Michigan manure hauler certification program
Certification program aims to increase the base manure application knowledge level for all applicators.
Michigan State University Extension and the Michigan Agribusiness Association are hosting a meeting on Thursday, March 1 at Michigan Farm Bureau in Lansing to introduce a manure hauler certification program. Anyone who applies manure is urged to attend. The purposes for the meeting are to present the draft version of the proposed manure hauler certification program, receive comments on the material that has been developed in support of the certification program and increase hauler knowledge of manure application.
The goals of the certification program are to:
- Prevent manure application problems before they occur.
- Increase nutrient management plan implementation.
- Demonstrate responsible manure application.
- Increase the base level of manure management knowledge of all applicators.
The certification program consists of three tiers. Individuals who are certified at tier one have a basic knowledge of manure spill response and proper manure application techniques. Individuals achieve this level by passing a test. Once certification has been awarded, individuals will be required to take two hours of training and testing annually to retain tier one certification. Tier two certification is for anyone who supervises manure application. This level focuses on more advanced training and may include topics like odor management, using GPS in manure application, ethics and regulations. Maintaining tier two certification requires participating in a minimum of four modules over two years and showing proficiency through testing. Tier three is achieved by developing and implementing an environmental management system (EMS) plan. An EMS plan is designed to improve the day-to-day management of farm and for-hire applicator business practices with an emphasis on environmental stewardship.
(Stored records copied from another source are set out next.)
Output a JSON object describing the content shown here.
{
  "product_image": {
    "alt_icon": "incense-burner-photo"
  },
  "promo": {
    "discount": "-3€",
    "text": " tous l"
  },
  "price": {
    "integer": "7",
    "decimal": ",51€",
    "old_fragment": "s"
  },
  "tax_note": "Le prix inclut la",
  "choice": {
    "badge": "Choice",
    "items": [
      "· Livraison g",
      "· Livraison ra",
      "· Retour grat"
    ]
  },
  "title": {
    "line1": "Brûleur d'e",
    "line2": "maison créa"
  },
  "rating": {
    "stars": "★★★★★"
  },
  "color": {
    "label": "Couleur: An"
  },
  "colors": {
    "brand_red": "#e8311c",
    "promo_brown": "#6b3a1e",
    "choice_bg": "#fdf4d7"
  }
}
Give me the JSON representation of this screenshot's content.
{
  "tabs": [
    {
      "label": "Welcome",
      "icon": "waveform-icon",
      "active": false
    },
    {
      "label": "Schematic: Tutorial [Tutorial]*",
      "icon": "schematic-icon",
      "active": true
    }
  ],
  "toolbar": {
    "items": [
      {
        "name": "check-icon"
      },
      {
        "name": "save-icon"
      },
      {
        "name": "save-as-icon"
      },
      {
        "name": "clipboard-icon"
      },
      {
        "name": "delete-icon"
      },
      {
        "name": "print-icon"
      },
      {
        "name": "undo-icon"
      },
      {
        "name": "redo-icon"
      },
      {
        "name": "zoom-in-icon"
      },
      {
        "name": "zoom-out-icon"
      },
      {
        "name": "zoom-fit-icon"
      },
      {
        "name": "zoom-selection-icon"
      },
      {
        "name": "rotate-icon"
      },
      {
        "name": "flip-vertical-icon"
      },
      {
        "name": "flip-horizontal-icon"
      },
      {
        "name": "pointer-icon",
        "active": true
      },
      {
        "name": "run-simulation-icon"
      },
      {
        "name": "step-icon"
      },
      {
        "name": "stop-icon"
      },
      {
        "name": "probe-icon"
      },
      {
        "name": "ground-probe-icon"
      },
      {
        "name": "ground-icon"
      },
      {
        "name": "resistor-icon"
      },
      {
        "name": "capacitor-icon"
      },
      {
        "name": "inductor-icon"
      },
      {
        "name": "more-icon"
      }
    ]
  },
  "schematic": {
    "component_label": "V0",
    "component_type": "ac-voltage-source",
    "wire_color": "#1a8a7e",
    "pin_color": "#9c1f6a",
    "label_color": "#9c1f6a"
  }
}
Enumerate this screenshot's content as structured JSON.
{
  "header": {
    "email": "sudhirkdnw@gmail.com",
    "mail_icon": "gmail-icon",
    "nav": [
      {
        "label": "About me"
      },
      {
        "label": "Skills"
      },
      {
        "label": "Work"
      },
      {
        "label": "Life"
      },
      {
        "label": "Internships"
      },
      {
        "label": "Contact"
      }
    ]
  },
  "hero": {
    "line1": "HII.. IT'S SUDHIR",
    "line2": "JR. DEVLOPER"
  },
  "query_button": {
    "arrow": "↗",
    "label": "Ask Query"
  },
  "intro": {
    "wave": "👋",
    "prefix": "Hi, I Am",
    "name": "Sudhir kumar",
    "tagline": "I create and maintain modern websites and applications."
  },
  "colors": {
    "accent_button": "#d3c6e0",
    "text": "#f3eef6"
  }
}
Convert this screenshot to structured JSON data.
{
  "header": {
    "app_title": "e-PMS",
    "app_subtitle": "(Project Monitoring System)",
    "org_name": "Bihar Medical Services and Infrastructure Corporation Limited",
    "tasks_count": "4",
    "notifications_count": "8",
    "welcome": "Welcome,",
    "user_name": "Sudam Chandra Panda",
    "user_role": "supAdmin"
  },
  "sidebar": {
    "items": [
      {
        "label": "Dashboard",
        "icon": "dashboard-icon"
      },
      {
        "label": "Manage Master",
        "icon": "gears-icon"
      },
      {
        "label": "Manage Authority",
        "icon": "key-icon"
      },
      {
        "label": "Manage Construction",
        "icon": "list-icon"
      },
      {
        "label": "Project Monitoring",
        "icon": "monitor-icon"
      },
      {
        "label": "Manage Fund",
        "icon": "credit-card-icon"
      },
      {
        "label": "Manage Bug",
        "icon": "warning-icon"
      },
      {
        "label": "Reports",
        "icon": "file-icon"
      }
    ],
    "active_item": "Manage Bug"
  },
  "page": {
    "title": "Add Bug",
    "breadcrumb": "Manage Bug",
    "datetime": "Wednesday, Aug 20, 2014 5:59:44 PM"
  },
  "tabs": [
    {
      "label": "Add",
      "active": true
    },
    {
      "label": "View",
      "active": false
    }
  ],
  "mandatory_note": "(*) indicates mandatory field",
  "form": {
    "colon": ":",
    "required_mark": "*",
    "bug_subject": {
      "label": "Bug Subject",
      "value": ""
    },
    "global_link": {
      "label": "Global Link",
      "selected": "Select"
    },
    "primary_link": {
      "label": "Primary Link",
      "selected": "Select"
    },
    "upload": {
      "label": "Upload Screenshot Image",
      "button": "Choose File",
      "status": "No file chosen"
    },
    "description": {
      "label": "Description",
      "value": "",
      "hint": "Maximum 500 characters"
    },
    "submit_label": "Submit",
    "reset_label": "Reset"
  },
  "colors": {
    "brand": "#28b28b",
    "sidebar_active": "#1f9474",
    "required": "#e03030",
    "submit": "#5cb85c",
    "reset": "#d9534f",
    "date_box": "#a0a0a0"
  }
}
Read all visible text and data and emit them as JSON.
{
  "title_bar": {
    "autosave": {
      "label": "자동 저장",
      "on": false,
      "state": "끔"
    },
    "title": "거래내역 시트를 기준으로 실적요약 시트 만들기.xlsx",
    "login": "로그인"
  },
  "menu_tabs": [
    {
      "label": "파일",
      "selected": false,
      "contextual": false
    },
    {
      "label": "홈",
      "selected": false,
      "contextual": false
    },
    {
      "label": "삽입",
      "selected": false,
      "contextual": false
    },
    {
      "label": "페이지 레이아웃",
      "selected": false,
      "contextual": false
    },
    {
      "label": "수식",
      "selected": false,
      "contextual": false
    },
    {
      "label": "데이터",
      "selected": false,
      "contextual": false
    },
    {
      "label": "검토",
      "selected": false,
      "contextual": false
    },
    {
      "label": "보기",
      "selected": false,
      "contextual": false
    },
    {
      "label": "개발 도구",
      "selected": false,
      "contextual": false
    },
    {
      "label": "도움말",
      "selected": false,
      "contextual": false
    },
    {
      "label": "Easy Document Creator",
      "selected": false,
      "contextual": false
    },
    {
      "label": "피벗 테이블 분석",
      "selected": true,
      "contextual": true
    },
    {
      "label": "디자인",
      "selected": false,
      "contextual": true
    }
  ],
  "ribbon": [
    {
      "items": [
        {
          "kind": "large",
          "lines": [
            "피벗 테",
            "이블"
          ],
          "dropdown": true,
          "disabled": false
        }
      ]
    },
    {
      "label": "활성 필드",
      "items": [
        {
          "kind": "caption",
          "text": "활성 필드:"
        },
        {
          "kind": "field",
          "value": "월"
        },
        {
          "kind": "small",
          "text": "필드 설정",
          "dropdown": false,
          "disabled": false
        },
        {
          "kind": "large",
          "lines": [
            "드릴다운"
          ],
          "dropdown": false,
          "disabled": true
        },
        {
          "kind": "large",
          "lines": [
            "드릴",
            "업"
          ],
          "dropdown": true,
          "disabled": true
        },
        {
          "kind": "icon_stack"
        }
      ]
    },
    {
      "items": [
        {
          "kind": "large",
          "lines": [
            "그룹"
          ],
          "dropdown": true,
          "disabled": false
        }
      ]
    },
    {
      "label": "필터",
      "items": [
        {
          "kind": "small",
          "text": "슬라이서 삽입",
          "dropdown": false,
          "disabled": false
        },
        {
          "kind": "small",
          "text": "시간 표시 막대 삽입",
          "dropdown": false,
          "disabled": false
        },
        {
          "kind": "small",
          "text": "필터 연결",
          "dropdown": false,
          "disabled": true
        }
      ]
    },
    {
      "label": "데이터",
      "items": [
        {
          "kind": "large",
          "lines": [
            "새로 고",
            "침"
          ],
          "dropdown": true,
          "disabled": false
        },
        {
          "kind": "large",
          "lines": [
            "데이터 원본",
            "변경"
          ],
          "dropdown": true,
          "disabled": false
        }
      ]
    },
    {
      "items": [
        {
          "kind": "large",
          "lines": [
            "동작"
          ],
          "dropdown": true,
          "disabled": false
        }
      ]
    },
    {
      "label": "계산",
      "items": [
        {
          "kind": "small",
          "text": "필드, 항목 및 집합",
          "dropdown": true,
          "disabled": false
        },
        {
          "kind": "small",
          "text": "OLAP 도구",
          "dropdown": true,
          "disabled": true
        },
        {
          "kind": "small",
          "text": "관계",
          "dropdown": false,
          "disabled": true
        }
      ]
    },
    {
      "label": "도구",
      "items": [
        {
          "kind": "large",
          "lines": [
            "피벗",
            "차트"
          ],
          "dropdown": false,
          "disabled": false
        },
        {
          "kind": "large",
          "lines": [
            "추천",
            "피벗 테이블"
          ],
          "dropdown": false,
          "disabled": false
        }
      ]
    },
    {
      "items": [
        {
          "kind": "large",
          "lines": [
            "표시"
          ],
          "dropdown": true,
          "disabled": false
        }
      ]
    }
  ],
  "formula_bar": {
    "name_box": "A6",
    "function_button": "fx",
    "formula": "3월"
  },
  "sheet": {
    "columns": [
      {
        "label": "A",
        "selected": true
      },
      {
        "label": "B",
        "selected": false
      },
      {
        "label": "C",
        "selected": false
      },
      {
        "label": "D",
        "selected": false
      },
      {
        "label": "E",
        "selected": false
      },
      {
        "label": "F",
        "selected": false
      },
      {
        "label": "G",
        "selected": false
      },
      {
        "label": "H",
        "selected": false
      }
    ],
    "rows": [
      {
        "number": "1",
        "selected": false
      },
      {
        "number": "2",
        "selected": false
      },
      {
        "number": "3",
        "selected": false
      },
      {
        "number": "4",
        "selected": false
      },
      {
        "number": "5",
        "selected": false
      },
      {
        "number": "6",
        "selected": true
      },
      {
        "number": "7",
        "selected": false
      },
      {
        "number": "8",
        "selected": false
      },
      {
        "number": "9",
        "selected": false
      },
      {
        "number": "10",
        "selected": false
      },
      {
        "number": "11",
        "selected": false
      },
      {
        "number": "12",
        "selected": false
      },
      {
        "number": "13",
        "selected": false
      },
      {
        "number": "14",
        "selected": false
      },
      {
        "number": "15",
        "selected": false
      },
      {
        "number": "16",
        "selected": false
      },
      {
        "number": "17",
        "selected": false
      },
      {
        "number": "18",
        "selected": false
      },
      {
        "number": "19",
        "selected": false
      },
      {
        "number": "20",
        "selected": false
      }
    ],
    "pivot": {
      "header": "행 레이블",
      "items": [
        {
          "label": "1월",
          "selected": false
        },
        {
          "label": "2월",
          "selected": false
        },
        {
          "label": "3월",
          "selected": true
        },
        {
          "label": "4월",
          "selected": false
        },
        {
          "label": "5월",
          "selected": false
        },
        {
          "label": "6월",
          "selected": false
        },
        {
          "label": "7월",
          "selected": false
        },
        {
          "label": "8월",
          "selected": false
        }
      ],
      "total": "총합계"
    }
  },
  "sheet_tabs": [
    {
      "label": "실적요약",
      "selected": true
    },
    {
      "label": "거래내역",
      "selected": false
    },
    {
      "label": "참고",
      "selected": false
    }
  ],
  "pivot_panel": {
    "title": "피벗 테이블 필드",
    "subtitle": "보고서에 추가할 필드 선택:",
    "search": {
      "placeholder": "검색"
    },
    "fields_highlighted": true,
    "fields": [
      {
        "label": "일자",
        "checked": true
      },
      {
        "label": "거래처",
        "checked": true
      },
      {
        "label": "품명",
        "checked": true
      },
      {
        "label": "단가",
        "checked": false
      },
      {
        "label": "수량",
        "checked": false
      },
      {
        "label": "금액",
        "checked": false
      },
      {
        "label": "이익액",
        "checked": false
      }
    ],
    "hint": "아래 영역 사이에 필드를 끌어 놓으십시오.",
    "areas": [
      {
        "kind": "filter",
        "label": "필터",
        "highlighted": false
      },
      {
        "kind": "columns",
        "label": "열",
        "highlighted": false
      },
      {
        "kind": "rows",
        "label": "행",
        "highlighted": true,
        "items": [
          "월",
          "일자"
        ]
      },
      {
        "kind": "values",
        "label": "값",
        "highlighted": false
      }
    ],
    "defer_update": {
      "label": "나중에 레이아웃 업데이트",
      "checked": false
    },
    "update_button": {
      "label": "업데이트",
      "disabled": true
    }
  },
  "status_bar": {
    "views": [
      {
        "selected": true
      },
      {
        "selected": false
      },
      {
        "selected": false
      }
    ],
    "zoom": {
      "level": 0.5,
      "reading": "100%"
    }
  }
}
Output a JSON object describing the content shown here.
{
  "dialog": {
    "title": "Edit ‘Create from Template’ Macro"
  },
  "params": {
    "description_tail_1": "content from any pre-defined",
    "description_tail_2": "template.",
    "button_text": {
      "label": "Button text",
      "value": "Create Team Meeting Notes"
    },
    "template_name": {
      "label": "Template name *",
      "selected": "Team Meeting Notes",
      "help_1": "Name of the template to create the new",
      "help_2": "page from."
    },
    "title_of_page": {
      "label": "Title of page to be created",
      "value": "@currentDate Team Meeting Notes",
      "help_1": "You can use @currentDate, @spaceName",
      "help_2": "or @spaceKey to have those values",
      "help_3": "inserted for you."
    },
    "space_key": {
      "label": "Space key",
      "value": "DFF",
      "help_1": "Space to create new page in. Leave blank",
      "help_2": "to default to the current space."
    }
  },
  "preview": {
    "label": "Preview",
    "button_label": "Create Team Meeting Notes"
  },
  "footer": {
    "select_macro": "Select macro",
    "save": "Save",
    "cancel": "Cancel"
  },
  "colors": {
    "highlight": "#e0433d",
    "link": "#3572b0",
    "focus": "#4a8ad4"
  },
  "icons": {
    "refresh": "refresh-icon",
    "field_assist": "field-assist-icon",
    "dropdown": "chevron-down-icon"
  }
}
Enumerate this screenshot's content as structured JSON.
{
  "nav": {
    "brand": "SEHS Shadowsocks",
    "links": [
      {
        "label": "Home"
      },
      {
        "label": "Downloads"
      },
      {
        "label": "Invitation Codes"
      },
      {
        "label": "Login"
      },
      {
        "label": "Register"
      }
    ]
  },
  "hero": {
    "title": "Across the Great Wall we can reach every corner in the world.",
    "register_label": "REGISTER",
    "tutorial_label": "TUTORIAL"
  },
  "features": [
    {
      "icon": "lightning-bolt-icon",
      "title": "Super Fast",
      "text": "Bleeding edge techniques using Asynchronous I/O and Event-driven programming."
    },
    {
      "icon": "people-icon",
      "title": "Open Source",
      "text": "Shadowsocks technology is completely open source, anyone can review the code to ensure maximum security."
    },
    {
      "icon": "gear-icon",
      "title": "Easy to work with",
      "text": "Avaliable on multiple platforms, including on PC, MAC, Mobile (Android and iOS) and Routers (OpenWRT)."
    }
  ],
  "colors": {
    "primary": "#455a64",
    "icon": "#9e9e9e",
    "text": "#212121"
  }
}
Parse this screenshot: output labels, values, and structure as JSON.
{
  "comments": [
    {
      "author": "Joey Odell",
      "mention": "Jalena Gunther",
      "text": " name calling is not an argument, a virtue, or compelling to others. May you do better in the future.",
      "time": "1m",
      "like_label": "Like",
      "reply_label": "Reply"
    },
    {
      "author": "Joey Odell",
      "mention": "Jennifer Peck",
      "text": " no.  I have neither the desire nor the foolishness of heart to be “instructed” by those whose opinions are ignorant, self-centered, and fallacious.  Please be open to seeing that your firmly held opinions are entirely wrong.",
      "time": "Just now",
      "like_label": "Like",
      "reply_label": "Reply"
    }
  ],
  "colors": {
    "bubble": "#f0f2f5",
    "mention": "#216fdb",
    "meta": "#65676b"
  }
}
One of the benefits of a certification program includes a reduction in pollution insurance premiums. Since 2003, the Professional Nutrient Applicators Association of Wisconsin (PNAAW) has partnered with the insurance industry to provide discounts for manure applicators who participate in their voluntary certification program. Due to court decisions in 2015 that decreed bacteria was a pollutant, PNAAW spent a year revamping the insurance portion of their certification program. PNAAW initially looked at a group policy, but then opted to go with individual policies in grouped pools based on the program. The new program has a strengthened auditing component by the insurance industry and provides full environmental coverage for $10 million aggregate. The new discounts average 38 percent on all insurance, except workman’s comp, for for-hire applicators. In its first year, the new program saved applicators more than $300,000. Dave Anderson with Vincent Urban Walker and Associates (Green Bay, WI) was a primary architect in designing the revamped insurance component of the certification program. He will provide more details on the insurance premium reductions offered to certified manure haulers and the third party verification process conducted by the insurance industry during the meeting.
While the morning will be spent learning about the manure hauler certification program, the afternoon will be spent learning about the impact of the Lake Erie watershed on Michigan agriculture, getting a regulatory update from the MDEQ and learning about manure handling and storage safety.